Volume 7, numéro 1, hiver 2016
Une facette peu étudiée du don d'organes est celle concernant les patients pédiatriques. Au Québec, cette catégorie de donneurs se situe entre 6,5 % et 9 % de l'ensemble des donneurs. Il est certain que la mort d'un enfant est souvent inattendue et que le deuil à faire pour les proches est souvent long. Une avenue possible à offrir aux familles en soins de fin de vie est le don d'organes. Les infirmières1 constituent le seul groupe professionnel à être constamment au chevet du patient et, indirectement, de sa famille. Par contre, leurs rôles dans ce contexte sont mal définis et leur implication dans le processus est souvent minimale. Dans les soins critiques, que sont les départements d'urgence et de soins intensifs pédiatriques, la vision est curative. Une difficulté s'inscrit lorsqu'il faut passer d'un paradigme curatif à palliatif.
Le processus du don commence par l'identification des donneurs potentiels. Cela passe par la connaissance des critères. Le premier, pour être considéré comme donneur potentiel, est le diagnostic de décès neurologique (DDN). Pourtant, dans une étude espagnole, 34 % des infirmières ne comprenaient pas suffisamment le DDN pour l'expliquer aux proches du patient. Au Québec, de 2009 à 2011, il y a eu 45 donneurs potentiels pédiatriques identifiés a posteriori. De ce nombre, 5 donneurs potentiels pédiatriques n'ont pas été identifiés et 8 familles ont refusé le don d'organes. Il est démontré qu'une relation de confiance satisfaisante entre l'équipe soignante et la famille contribue à un taux plus élevé de consentement au don par les familles. Il faut aussi s'assurer que l'information prodiguée à la famille est congruente entre tous les membres multidisciplinaires. La littérature montre que les infirmières sont peu sensibilisées à la problématique du don d'organes et peu formées pour accompagner les familles dans ce contexte particulier. La littérature montre aussi clairement un plus haut taux de refus de la famille si l'approche et le soutien sont inadéquats. On peut par conséquent penser qu'un programme de formation donné aux infirmières peut contribuer à augmenter le taux de dons et améliorer la coordination des soins, la probité des informations et le soutien aux familles.
Notre recherche a donc pour but de développer et d'évaluer une intervention de formation continue sur le processus de don d'organes basée sur les besoins de formation des infirmières et infirmiers travaillant en milieu de soins critiques pédiatriques. La problématique a d'abord été identifiée par Transplant-Québec et corroborée par les milieux de soins. Les milieux à l'étude sont les unités d'urgence et de soins intensifs de l'Hôpital de Montréal pour enfants et de Sainte-Justine. L'étude se déroulera en deux principaux volets : 1) L'évaluation des besoins de formation et 2) La mise en place et l'évaluation d'une activité de formation continue.

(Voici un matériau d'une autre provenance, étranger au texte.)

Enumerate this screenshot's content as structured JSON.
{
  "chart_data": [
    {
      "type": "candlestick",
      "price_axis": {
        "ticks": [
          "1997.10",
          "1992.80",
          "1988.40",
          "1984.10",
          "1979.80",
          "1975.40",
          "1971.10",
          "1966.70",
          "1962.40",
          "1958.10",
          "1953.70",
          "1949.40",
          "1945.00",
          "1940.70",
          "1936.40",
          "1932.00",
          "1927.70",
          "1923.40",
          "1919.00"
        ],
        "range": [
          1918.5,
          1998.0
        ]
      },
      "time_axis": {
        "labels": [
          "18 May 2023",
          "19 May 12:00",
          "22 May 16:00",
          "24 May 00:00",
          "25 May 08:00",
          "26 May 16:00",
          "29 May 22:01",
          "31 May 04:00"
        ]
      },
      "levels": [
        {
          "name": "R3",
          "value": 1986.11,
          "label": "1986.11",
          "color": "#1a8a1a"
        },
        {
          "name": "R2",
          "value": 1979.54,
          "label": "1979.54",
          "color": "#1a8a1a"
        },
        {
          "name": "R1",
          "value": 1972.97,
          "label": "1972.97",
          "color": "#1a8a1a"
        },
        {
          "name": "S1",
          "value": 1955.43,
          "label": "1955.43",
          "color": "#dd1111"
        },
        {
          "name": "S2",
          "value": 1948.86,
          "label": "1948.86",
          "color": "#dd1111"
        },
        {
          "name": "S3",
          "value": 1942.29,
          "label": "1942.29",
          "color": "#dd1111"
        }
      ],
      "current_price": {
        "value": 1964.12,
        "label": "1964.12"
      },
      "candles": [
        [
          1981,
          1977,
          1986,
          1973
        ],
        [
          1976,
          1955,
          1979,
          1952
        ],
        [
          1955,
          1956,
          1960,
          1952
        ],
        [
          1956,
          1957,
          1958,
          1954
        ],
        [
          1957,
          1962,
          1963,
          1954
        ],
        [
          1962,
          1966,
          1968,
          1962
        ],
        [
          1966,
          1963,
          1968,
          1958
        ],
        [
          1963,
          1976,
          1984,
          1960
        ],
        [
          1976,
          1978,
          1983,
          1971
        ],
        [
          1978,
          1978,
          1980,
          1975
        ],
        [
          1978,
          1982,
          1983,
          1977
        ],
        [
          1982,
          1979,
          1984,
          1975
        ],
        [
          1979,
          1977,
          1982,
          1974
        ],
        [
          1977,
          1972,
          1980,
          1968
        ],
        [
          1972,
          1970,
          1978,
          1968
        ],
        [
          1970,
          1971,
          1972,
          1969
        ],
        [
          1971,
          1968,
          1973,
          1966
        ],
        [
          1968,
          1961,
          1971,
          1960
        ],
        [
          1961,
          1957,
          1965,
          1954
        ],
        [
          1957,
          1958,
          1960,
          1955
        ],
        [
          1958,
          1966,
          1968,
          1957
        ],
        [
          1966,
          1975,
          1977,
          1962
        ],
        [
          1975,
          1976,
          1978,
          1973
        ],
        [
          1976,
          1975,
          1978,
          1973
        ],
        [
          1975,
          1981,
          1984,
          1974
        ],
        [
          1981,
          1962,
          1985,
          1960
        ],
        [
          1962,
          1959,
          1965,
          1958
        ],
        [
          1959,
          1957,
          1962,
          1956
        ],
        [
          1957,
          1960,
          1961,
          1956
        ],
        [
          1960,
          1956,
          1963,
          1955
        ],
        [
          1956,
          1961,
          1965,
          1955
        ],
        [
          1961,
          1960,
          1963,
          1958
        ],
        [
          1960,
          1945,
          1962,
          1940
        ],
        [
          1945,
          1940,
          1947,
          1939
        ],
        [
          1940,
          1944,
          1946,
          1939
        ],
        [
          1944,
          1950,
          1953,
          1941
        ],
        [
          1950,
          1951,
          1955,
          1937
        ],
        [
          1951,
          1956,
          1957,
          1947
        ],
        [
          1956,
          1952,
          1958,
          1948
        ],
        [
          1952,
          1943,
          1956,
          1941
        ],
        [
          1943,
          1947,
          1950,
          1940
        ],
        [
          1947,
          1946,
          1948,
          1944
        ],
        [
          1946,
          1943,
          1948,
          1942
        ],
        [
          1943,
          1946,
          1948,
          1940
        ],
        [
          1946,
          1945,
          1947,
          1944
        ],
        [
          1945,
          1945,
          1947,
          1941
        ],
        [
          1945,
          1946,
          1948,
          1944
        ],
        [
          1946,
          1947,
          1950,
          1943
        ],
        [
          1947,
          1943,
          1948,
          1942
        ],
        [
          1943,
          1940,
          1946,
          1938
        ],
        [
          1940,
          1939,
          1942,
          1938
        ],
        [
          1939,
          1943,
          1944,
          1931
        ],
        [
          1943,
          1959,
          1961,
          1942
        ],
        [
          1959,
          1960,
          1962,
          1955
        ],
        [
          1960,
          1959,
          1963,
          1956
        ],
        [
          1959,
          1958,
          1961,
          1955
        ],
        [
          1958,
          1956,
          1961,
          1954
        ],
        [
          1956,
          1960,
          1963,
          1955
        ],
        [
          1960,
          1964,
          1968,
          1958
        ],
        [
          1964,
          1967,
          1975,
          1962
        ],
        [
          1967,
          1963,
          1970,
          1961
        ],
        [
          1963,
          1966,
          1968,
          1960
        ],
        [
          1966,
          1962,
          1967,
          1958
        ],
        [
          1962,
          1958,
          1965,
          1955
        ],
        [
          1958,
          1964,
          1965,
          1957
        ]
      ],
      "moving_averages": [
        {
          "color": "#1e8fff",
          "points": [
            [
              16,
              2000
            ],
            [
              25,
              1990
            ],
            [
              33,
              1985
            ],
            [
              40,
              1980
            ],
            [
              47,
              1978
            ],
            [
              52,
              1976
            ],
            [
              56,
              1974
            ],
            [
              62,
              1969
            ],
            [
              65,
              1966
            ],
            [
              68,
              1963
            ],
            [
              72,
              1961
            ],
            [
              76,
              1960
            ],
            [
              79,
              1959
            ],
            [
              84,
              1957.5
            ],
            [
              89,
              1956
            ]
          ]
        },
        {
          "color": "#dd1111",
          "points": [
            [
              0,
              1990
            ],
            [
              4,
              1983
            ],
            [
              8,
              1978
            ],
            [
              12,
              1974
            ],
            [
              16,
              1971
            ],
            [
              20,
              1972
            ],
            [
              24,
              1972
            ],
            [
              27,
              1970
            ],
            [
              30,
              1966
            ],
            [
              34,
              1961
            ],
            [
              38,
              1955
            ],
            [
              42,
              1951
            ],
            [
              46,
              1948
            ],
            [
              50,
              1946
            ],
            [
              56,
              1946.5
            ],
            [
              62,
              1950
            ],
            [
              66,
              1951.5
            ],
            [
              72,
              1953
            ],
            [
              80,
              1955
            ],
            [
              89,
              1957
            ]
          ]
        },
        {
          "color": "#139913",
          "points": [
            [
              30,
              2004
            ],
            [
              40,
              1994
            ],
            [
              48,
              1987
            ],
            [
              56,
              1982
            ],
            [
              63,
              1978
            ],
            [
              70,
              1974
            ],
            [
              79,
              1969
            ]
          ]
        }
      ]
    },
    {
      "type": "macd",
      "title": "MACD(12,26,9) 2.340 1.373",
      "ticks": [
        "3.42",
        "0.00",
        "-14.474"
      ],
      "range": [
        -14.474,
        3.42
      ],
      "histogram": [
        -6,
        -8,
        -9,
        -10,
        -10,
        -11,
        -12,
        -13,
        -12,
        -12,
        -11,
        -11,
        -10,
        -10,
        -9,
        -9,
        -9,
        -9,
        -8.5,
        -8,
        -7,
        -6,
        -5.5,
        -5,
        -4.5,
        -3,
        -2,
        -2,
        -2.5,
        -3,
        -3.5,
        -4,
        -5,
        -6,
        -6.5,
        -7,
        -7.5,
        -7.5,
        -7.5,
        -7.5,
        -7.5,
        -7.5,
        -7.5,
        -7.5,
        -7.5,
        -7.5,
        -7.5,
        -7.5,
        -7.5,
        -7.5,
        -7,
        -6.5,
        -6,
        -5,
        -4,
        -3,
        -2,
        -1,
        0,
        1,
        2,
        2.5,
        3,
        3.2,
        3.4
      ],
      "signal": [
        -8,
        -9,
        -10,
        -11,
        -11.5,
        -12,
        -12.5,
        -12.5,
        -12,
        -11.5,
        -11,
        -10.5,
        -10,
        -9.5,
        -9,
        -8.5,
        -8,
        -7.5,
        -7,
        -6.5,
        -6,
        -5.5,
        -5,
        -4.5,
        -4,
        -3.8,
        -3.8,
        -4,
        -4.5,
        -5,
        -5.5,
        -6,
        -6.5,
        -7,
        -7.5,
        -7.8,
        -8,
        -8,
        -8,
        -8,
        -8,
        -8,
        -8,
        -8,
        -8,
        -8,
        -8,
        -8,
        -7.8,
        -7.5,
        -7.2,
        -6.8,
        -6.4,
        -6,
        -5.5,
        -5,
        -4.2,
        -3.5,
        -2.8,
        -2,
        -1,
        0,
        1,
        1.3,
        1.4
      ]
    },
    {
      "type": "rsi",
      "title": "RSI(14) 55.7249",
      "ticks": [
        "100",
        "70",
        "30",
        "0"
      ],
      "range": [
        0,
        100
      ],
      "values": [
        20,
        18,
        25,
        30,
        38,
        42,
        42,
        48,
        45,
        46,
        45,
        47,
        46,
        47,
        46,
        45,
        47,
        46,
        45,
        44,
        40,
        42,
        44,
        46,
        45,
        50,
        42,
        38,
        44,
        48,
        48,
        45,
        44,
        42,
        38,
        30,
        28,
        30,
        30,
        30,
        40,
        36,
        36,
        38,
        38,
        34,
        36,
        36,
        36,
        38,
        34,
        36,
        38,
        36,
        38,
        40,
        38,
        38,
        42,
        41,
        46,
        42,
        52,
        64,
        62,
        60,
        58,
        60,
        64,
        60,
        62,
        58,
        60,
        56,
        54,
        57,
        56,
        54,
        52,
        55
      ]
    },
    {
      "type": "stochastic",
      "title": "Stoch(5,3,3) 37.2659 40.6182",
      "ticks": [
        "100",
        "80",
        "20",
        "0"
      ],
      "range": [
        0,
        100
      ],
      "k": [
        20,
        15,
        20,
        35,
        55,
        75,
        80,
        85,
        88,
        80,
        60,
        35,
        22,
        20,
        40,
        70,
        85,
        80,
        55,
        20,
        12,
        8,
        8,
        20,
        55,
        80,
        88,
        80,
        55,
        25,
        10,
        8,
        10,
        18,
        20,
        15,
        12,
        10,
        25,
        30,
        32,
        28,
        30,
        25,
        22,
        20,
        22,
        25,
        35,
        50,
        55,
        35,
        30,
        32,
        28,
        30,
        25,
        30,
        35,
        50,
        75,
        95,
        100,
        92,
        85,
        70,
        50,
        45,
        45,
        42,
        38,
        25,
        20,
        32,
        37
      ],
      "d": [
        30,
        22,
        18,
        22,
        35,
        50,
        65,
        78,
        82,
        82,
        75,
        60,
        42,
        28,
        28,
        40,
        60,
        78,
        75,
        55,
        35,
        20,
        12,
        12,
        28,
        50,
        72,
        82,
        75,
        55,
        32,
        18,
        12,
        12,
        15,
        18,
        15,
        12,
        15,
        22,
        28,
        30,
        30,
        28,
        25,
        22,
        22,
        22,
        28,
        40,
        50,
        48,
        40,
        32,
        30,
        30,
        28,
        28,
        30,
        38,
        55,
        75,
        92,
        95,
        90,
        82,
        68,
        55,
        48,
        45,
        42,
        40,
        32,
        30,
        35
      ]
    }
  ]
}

Pour le premier volet, cinq groupes seront formés : un groupe d'experts (infirmières, cadres des unités et médecins spécialistes en transplantation) et quatre d'infirmières. Les outils de collecte de données seront disponibles sur la plateforme Moodle de l'Université de Sherbrooke. Les participants commenceront par répondre à un questionnaire sur leurs attitudes, intérêts et connaissances au sujet du don d'organes. Ce questionnaire portera aussi sur les caractéristiques socio-démographiques des participants. Ensuite, les participants seront conviés à interagir avec un groupe de discussion virtuel servant à confirmer et à nuancer les résultats obtenus au questionnaire. Le mode asynchrone des groupes de discussions virtuels sera facilitant, puisque les participants potentiels travaillent sur des quarts de travail différents. Ces résultats serviront à l'élaboration du deuxième volet. Un questionnaire de connaissances spécifique sera administré par les participants avant et après l'activité de formation continue ainsi qu'un autre questionnaire d'évaluation de l'activité de formation.
Nous espérons que cette recherche innovante permettra aux infirmières de clarifier et de justifier leur rôle au sein de l'équipe multidisciplinaire tout au long du processus de don d'organes. Elle consolidera leurs connaissances probantes dans le soutien aux familles et leur permettra de recontextualiser la recherche dans d'autres situations critiques. Le rôle d'advocacy étant au centre des prérogatives des infirmières, nous espérons que ce type d'étude donnera une avenue possible aux familles dans ce contexte difficile et qu'il sera ainsi possible de sauver plus de vie.
Pierre-Luc Tremblay, inf. B. Sc., M. Sc. inf. (c.)
1. Le féminin n'a pour but que d'alléger le texte et désigne aussi bien les infirmières que les infirmiers.